Segundo a reitora, “não houve nenhuma recomendação do Ministério” da Ciência, Tecnologia e Ensino Superior, tutelado por Manuel Heitor, “nem sequer do Governo” para a “distribuição gratuita das máscaras para discentes [alunos], não docentes ou para docentes e investigadores”.
“Não houve nenhuma resolução nesse sentido”, frisou, reagindo à Lusa à denúncia do Sindicato Nacional do Ensino Superior (SNESUP), na quinta-feira, de que as universidades de Coimbra e de Évora não estão a seguir as recomendações da tutela para a cessação do estado de emergência, decorrente da pandemia da covid-19.
“Os dados de algumas universidades relativamente ao plano de contingência demonstram não só uma desautorização do ministro Manuel Heitor, como indicações completamente díspares e que significam um salve-se quem puder”, disse à Lusa o presidente do SNESUP, Gonçalo Velho.
Em relação à Universidade de Évora (UÉ), o sindicalista afirmou que a instituição pretende retomar as atividades presenciais, mas não garante quaisquer equipamentos de proteção individual à comunidade académica.
A reitora da UÉ rejeitou hoje qualquer incumprimento de recomendações da tutela: “Não há nenhuma desautorização” ao ministro, até porque as universidades têm “autonomia e são diferentes, têm de adequar as situações às suas realidades”.
A UÉ já anunciou que o uso de máscara vai passar a ser obrigatório, a partir de segunda-feira, nas suas instalações.
Segundo a academia, a obrigatoriedade do uso de máscara, que abrange os trabalhadores docentes e não docentes e investigadores que regressem ao trabalho presencial, é uma das medidas previstas na fase de recuperação prevista no plano de contingência.

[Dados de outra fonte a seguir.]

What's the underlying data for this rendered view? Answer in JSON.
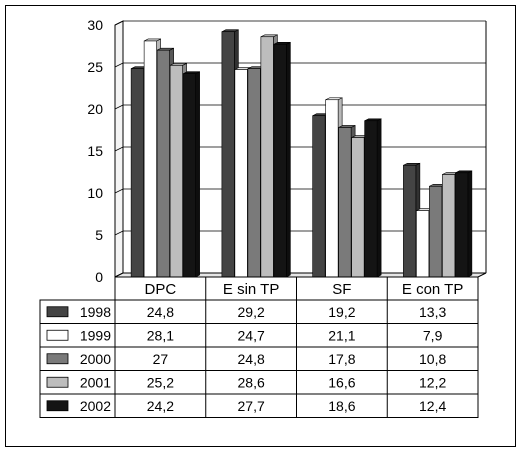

A reitora lembrou hoje que as máscaras e outro equipamento de proteção já são distribuídos a “todas as pessoas que trabalham no Gabinete de Apoio à Gestão de Instalações (GAGI), portanto, aos assistentes operacionais”.
Tal como se passa com “as pessoas que fazem atendimento presencial”, nomeadamente “nos serviços académicos, técnicos e de informática”, afirmou, aludindo ainda aos dispensadores com desinfetante espalhados pela UÉ.
As mais recentes medidas do plano de contingência determinam ainda o “retorno dos estudantes para realização de aulas de recuperação presenciais ou treino específico de competências”, embora seja acautelado, “o número máximo de estudantes por grupo”.
Ana Costa Freitas revelou que a UÉ deve reabrir para estas aulas presenciais “a partir do dia 18 ou na semana seguinte” e que vai “distribuir máscaras” a estes alunos.
“As únicas razões pelas quais vamos distribuir as máscaras a estes alunos é porque a ideia ainda é recente, são poucos e é só neste período. Vêm também de outros sítios e vão estar mais concentrados, dentro da sala”, justificou.
De resto, “as pessoas devem andar sempre de máscara e têm que a utilizar como fazendo parte da sua vestimenta do dia-a-dia. Acho que até é mais pedagógico não as distribuir”, defendeu, indicando ainda que a UÉ está “em lista de espera” para desinfeção de diversos dos seus espaços pelas equipas do Exército.